Vashon’s own Bill Moyer, executive director of the Backbone Campaign, has co-authored a book calling for the electrification of the nation’s railroads. He presented the book to islanders at an event Sunday.

The book on the subject was released this month after three years of research and discussion with track engineers, economists, climate specialists, railway workers and electrical experts. “Solutionary Rail – A people-powered campaign to electrify America’s railroads and open corridors to a clean energy future” went on sale at Amazon earlier this month and explores the possibility of, and necessity for, cutting ties between railroads and fossil fuels.

“The goal is to use the book as a public education tool to gather folks onboard and form a non-ideological group that would unify around railroads,” Moyer said. “I’m not doing this because I’m a rail buff, I’m doing it because I’m a change agent.”

The book centers on the way railroads have changed through the years, from being the nation’s most important mode of transportation in the 1920s, to their current role as a secondary mode of transportation mostly for freight, due to the creation of freeways and interstates in the 1950s. The business model also changed with the times. During the 1960s and 70s, many railroad companies were either purchased by stronger ones or simply went bankrupt. Today, railroads are privately owned — Warren Buffett owns BNSF, for example, along with shares of Union Pacific and Norfolk Southern.

“Railroads used to play such an important role,” Moyer said. “When we built freeways, the business model dissolved and railroads became dependent on shipping coal and, most recently, oil transportation. The faster, more efficient electrified railroad would pull high-value freight off of trucks on the highway and back to the tracks — displacing coal/fossil fuel commodities as a customer — breaking the railroads dependence on that customer.”

Moyer is calling for a shift away from fossil fuels and toward electrification and more public ownership. He believes government loans and grants for renewable energy projects can begin the process of bringing railroads back into the modern age.

“After 35 years of privatizing, this is a plan for making a fresh investment that enhances public infrastructure. I feel like we’ve fallen in love with our (cars); They encourage isolation. Trains are better for communities, and if we could run them on renewable energy … we can revitalize the rural economy,” he said.
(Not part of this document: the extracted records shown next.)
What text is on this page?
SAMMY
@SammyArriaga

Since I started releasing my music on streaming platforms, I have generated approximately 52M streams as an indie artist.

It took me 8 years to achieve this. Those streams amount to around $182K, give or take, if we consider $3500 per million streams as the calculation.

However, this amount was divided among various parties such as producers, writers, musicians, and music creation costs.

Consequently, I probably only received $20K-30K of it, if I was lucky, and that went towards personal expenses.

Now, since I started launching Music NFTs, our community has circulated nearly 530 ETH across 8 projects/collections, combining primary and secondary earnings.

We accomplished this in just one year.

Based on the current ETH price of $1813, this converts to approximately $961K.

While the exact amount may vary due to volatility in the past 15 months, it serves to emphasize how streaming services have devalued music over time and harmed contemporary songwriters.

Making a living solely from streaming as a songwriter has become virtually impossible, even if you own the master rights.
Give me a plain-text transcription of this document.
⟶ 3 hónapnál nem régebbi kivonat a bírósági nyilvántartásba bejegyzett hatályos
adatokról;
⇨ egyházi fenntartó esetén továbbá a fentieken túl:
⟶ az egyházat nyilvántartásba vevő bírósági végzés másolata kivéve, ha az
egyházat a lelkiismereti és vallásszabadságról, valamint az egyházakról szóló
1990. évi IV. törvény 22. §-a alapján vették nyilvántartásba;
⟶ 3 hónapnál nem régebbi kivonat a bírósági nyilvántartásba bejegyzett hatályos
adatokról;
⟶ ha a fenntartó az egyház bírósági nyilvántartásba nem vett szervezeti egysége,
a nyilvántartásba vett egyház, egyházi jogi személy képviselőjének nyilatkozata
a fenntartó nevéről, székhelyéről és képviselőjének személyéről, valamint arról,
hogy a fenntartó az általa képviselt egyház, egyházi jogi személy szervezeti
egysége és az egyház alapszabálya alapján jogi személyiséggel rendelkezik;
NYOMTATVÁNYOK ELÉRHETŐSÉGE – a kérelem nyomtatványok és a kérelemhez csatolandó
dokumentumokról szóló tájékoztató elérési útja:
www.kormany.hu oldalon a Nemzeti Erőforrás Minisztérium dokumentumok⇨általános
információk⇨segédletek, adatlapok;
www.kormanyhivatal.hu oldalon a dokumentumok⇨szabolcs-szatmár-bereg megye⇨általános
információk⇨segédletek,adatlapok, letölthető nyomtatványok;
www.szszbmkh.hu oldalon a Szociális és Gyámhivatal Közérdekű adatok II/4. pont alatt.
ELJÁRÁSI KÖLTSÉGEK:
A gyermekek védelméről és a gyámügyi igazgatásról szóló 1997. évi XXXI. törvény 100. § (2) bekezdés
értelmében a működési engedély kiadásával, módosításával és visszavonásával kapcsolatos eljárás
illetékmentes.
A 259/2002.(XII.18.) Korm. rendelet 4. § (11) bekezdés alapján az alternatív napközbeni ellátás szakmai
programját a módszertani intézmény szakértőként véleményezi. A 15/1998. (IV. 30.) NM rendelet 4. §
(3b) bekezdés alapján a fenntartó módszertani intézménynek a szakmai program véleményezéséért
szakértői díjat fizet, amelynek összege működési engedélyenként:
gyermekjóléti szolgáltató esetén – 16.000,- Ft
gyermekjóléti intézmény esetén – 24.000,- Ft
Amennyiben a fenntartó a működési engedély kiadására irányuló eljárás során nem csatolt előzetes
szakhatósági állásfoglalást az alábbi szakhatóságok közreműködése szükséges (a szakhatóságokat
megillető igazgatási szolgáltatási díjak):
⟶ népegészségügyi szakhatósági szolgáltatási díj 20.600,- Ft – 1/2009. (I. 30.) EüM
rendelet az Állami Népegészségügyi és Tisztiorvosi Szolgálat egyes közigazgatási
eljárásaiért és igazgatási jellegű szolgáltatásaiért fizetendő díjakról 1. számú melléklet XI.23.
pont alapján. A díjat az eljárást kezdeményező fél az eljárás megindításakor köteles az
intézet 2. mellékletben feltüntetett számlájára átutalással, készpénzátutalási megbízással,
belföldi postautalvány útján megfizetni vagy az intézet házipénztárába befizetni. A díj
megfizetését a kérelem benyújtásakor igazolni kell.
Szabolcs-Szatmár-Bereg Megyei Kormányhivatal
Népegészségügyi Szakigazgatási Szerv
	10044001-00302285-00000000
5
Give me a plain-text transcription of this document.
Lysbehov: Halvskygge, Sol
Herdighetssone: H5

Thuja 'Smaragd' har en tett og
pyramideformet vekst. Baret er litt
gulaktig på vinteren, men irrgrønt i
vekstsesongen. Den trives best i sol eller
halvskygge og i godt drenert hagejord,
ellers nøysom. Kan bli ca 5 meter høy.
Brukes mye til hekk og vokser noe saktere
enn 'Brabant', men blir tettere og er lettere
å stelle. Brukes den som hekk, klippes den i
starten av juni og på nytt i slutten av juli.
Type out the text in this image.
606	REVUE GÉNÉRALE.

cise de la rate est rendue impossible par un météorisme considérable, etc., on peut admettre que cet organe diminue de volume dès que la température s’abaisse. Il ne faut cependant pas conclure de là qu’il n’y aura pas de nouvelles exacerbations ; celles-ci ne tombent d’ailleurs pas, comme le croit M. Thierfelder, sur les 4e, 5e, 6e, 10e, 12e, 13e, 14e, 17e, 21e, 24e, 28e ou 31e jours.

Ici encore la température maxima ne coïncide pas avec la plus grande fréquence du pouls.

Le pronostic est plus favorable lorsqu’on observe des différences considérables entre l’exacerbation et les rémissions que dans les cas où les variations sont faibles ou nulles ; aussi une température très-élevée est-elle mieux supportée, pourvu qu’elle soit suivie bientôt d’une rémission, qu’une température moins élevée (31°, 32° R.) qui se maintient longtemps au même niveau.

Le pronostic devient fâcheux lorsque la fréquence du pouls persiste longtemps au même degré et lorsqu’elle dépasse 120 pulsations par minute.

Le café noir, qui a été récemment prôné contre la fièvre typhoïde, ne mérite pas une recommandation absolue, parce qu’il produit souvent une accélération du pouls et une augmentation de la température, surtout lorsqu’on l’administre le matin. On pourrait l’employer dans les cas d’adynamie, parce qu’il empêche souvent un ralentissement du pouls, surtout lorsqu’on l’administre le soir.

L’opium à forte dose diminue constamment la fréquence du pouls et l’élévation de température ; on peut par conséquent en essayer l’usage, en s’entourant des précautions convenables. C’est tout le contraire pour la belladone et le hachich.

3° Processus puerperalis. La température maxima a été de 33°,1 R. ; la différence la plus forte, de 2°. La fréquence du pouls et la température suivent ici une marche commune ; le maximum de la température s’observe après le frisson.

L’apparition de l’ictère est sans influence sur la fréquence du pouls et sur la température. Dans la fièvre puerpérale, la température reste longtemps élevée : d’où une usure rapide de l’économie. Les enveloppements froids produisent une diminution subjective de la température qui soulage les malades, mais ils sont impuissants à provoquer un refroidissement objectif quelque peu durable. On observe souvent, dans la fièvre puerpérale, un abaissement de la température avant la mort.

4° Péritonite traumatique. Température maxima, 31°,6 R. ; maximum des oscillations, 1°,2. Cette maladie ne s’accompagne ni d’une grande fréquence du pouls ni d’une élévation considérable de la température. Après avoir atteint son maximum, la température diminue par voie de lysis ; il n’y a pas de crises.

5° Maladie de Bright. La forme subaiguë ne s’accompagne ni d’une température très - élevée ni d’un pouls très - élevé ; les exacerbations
The book is the most recent project of the Backbone Campaign — a Vashon-based activist organization. The Campaign’s Amy Morrison said the organization has been “very involved with saying, ‘no’ to turning the Pacific Northwest into a fuel transport corridor,” and this book was born out of that activism and a conversation with a rail laborer.

“A few years ago, a rail laborer … challenged us to green up BNSF,” Morrison said.

Morrison said the “non-ideological” group the book aims to help form can put pressure on the nation’s new president in his first 100 days.

“We wanted something we could stand behind, instead of just saying, ‘no,’” Morrison said.